The incidence of CNV in the fellow eyes of subjects with unilateral exudative AMD is known to be high. In our study there was a conversion rate of 12%/year (95% CI 0.088 to 0.162), a result consistent with other studies where it ranges from 6 to 12%/year [15, 25, 30–32].

From the 89 patients enrolled, 42 (47.2%) developed CNV during the follow-up period (an average of 5.1 years). This number is higher than the ones reported by the extrafoveal trial of the MPS group [14] (25.7% in a cohort of 128 eyes with a 5-year followup) or the SST group [25] (26.9% in a cohort of 364 eyes with a 4-year followup). The long-term followup of our study (ranging from 36 to 148 months) may justify some of this discrepancy. When comparing our results with the AREDS subgroup with unilateral exudative AMD, where the mean followup was 6.3 years, the disparity is less prominent (38.9% in a cohort of 714 eyes).

The effect of systemic (smoking history, hypertension, body mass index, and dietary habits) or genetic factors in the conversion of the fellow eye was not accounted for in our study. Although these might have had some impact, apart from the smoking history, the influence of these determinants in the development of exudative AMD is substantially less important than the contribution of the ocular risk factors [13].

The cumulative incidence of CNV was 7.9% at the 1st year, 23.6% at 2 years, 33.7% at 3 years, 39.3% at 5 years, and 47.2% at 10 years. These results are identical to those identified in other large cohort studies [14, 15, 24–27], summarized in Table 7. Opposing to the studies of Caucasian populations, it is noteworthy to sign that, among Asians [27], the cumulative incidence of CNV in the fellow eye is considerably lower.

Table 7

Cumulative incidences of CNV on the fellow eyes of patients with unilateral exudative AMD between our and other studies.

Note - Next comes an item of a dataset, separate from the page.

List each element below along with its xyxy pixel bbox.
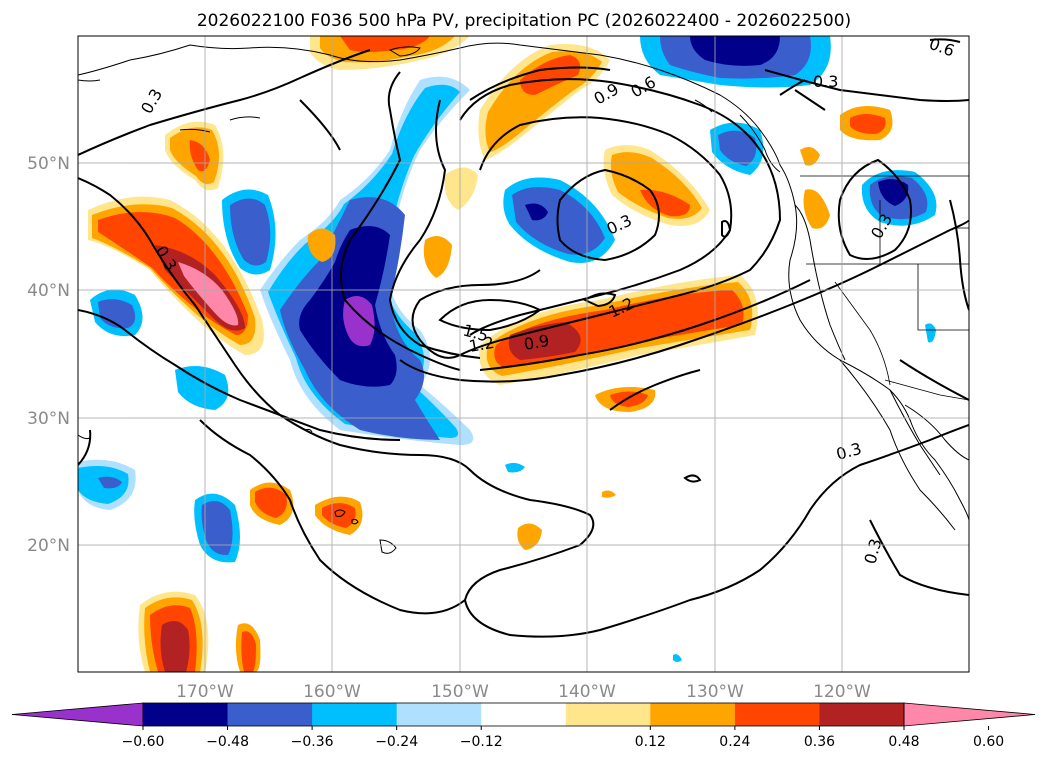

Authors	Followup	n	Cumulative incidence (years)
	(months)		2	3	4	5	10
Marques et al.  (our study)	60.9 (36–148)	89	23.6%	33.7%	38.2%	39.3%	47.2%
Pauleikhoff et al. [24]	30.5 (6–80)	187	15.2%	26.1%	40.7%	—	—
Solomon et al. [25]	24–48	364	22%	—	37%	—	—
MPS [14]	60	228	12%	—	22%	42%	—
MPS [15]	60	670	19%	—	36%		—
van Leeuwen et al. [26]	48–156	35	—	—	—	38.7%	—
Uyama et al. [27]	47 (12–108)	170	5.6%	—	—	12.3%	—

In conclusion, RetmarkerAMD allowed the use of quantitative variables in the determination of the OR of developing CNV, thus establishing the real (absolute) number of drusen (in the central 1000 and 3000 μm) and the real number of drusen ≥ 125 μm (in the central 3000 and 6000 μm) as significant risk factors for the conversion of the fellow eye. The long follow-up period and the use of an innovative and validated semi-automated grading software reinforce the value of our results and support the influence of the ocular risk factors in the progression of the fellow eye to exudative AMD.